The High-level Political Forum on Sustainable Development offered governments to begin planning the follow-up and review process of the Sustainable Development Goals. Here are five ways to ensure accountability in Nepal for the implementation for the SDGs.
The successful implementation of the SDGs requires the new Global Goals to be fully integrated into the annual plans and budgets of the Nepal Government. Bureaucracy means it can be difficult to monitor the implementation of the SDGs , one solution would be to ensuring the new Global Goals are accessible and easily understood by all stakeholders will help. The SDGs are very broad and Agenda 2030 is a global document. To make Agenda 2030 accessible to all stakeholders, it is recommended that the Government of Nepal should produce their own format of Agenda 2030 in order to make it more interactive and easy as possible for the Nepalese public to understand – from children to senior citizens. The government can also help by encouraging all sectors, from private companies to civil society organisations who wants to contribute to work or develop papers on the specific themes of SDGs. It is important that non-profit organisations collaborate with different sectors including the private sector and small scale business enterprises (SME).
Using cutting edge technology to map the progress of the SDGs over the next 15 years is also something that would help improve national accountability. Tools like a geographic information system (GIS) would allow us to map and visualise the data which would also help build transparency and track SDG project progress. Technology would also appeal to young people. Currently we are not technology-friendly and using open-source technology would help appeal to young people who are one of the main mobilisers of these ambitious development goals.
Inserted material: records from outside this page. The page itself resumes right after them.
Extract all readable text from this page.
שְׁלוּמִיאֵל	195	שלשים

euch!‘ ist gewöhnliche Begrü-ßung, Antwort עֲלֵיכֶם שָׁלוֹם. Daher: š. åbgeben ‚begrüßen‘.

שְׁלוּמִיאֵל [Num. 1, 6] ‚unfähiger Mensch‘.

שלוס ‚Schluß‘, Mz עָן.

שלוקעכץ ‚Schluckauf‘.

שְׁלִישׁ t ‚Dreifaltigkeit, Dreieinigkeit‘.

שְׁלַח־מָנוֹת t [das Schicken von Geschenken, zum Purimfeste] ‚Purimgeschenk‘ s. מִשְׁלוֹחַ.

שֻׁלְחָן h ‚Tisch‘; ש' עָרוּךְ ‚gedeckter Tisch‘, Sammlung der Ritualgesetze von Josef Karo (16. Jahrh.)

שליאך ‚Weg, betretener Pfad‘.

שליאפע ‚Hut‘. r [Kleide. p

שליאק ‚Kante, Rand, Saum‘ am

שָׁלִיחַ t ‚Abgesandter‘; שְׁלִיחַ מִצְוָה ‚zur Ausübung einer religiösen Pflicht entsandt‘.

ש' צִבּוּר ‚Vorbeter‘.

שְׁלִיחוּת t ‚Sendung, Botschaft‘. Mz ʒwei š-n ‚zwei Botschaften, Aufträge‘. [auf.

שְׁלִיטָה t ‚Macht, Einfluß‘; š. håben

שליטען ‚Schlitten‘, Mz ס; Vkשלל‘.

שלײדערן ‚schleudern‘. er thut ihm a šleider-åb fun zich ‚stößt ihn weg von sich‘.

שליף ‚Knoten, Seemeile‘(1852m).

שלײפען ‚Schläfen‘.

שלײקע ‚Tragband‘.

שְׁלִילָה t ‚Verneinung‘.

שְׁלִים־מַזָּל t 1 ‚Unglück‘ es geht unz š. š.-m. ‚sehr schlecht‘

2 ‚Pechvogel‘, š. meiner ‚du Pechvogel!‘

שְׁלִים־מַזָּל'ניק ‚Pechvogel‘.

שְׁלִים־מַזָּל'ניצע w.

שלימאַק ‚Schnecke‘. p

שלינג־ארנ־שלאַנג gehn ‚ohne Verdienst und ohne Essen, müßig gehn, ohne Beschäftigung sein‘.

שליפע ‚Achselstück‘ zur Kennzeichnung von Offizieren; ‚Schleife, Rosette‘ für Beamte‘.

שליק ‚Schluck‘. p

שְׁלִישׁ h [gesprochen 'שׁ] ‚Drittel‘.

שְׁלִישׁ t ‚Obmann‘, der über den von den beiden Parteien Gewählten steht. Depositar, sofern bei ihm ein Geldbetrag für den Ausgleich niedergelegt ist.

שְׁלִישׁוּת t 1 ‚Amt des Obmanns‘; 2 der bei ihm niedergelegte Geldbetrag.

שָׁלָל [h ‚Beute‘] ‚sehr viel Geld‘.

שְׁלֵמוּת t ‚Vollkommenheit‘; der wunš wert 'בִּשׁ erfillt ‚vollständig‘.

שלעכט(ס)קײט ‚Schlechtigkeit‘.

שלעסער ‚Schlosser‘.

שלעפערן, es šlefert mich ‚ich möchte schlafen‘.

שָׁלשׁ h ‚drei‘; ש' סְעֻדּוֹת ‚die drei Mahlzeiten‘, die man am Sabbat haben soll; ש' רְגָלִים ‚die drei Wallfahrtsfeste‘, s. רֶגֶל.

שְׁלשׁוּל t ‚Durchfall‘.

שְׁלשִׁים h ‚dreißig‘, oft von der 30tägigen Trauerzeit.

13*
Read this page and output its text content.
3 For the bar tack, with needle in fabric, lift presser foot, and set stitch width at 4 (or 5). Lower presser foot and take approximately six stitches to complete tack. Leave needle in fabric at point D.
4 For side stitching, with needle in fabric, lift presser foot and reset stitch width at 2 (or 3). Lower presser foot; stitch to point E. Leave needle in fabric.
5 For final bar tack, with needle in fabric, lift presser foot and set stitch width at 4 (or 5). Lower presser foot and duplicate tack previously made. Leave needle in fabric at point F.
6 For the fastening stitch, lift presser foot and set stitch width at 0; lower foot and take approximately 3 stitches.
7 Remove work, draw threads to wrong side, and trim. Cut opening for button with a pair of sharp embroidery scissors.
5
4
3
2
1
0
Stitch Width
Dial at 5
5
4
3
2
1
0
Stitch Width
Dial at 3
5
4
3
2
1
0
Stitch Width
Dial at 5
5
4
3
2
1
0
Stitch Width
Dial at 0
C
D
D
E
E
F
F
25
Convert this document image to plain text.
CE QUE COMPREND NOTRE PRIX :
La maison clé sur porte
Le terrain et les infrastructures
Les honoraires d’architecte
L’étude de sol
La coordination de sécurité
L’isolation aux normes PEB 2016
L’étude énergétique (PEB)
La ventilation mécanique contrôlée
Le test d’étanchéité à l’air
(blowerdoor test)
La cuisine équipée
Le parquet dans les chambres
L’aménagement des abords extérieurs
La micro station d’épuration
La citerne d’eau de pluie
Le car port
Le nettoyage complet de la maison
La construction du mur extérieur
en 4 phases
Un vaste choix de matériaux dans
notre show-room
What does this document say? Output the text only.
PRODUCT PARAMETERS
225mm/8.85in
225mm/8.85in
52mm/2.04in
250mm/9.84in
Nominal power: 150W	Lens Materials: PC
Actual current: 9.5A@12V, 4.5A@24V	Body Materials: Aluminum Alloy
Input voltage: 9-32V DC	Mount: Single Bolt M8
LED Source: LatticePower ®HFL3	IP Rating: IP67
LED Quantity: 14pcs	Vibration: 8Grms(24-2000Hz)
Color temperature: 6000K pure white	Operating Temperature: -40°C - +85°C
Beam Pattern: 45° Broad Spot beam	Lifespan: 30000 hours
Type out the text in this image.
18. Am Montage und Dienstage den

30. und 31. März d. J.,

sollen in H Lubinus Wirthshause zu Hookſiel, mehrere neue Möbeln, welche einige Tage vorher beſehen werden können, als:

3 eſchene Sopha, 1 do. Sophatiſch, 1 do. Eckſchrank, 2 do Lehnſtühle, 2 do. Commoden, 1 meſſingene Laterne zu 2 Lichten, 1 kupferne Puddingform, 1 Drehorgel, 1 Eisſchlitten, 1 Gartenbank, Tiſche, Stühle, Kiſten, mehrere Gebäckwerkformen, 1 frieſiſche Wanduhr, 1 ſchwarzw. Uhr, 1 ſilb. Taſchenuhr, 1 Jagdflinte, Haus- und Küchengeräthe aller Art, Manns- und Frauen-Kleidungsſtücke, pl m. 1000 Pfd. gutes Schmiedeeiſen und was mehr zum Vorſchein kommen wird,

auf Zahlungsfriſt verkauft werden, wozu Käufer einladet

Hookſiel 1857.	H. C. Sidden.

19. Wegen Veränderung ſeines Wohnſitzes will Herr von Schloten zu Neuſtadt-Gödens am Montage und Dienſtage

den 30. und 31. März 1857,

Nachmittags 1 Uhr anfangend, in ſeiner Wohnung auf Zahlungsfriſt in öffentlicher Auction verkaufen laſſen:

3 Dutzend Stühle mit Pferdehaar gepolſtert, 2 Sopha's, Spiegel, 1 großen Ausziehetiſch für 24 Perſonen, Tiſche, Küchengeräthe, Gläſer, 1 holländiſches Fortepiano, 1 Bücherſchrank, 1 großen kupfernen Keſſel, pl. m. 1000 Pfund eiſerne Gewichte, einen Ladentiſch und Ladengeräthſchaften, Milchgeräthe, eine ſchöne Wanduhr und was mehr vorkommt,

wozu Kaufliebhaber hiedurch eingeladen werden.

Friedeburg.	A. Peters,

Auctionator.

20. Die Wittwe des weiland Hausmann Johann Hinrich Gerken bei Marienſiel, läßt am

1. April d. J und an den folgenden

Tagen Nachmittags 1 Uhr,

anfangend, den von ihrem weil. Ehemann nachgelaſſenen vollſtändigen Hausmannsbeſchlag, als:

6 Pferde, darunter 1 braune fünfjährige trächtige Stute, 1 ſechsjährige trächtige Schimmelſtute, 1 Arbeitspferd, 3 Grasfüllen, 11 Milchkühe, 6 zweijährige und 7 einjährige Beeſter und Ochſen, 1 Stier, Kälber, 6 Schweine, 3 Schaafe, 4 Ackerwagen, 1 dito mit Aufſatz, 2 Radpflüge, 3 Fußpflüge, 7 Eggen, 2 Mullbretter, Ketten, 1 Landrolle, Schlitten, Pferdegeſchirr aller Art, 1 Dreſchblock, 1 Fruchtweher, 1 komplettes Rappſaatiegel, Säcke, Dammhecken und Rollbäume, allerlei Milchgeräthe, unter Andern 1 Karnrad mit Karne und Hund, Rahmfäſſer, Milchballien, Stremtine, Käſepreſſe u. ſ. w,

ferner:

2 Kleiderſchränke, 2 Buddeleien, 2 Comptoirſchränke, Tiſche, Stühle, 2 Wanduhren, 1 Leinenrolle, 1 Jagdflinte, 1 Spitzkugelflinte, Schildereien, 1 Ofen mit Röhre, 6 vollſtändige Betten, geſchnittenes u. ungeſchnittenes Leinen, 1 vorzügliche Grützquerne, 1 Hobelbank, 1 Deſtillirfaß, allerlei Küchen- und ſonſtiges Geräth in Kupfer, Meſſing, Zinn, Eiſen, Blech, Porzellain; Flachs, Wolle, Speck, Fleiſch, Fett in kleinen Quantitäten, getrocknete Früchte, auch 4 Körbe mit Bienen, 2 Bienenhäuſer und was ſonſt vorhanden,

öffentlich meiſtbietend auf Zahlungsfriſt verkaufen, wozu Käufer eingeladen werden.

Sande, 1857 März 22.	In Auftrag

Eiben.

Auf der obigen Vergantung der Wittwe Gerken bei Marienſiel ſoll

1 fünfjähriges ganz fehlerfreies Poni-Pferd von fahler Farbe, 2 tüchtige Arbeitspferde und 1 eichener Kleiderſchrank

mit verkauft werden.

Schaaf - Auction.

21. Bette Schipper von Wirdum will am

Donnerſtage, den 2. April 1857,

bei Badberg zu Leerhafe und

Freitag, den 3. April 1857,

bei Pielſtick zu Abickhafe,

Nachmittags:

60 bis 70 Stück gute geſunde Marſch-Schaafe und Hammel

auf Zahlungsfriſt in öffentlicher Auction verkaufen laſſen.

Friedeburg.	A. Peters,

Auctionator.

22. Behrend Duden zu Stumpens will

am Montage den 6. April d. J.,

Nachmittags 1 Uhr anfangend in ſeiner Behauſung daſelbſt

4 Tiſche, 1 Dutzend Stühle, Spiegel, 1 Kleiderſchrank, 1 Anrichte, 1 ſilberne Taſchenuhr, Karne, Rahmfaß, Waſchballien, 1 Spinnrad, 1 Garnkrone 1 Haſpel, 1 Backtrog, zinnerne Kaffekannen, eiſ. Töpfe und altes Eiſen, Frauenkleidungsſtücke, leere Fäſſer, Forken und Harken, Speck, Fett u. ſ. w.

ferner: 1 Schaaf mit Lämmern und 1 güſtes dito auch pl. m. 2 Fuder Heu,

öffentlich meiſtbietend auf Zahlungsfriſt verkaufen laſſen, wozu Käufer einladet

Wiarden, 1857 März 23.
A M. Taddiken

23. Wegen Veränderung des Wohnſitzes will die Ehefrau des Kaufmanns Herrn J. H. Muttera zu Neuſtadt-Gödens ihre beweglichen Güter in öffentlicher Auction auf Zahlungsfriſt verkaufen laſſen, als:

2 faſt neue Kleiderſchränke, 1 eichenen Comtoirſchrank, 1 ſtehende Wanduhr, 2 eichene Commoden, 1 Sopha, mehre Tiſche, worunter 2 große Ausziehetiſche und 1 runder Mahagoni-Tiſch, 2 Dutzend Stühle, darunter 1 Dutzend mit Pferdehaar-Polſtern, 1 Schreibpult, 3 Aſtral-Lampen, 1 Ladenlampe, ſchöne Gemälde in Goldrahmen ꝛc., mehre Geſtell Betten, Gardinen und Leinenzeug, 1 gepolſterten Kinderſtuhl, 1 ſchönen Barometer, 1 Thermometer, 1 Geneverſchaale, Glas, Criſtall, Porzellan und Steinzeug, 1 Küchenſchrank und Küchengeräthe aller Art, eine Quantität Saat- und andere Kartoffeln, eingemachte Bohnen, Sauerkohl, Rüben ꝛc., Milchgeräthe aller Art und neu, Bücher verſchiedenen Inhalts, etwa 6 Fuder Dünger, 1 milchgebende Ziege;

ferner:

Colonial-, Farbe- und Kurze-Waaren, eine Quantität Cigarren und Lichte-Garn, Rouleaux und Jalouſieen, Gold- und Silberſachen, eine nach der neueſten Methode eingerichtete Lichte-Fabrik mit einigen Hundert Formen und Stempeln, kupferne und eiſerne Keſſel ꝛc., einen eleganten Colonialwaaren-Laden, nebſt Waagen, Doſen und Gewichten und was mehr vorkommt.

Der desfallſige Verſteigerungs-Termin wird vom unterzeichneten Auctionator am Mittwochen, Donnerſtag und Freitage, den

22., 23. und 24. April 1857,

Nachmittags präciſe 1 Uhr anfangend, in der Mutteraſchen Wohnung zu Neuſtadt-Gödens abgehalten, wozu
An independent body should be established in Nepal to work on the SDGs. This autonomous body should be removed from political influence and have representatives from different sectors including the public and the private sector. However, political instability always poses a concern and is a major hurdle to achieving this. Lessons should be learnt from the Millennium Development Goals. For example, the top tier of political leadership needs to engage with the transformative changes and implications behind the SDGS in order to upgrade Nepal to the income status of a middle income country by 2030.
The proposed plans for Nepal to become a federal system means we must start working out how to integrate the SDGs into local level federal structures. Each province will be governed by their own acts and procedures and the elected representative must be responsible for integrated the SDGs in the day to day working mechanisms, government’s plan of action and annual budget. Consultation,
workshops and trainings will be required in order to ensure that the SDGs are incorporated into the new federal model and it will be equally important to ensure the effective participation and women, youth and other marginalised people.
Nepal relies heavily dependent on foreign aid. With the new UN global partnership for development we should review this dependency and look to other options. Nepal’s economy is stable in comparison to other fragile states. However, the National Political Commission should work on mobilising local resources including working with private companies, fundraising and collaborate with non-resident Nepalese living abroad.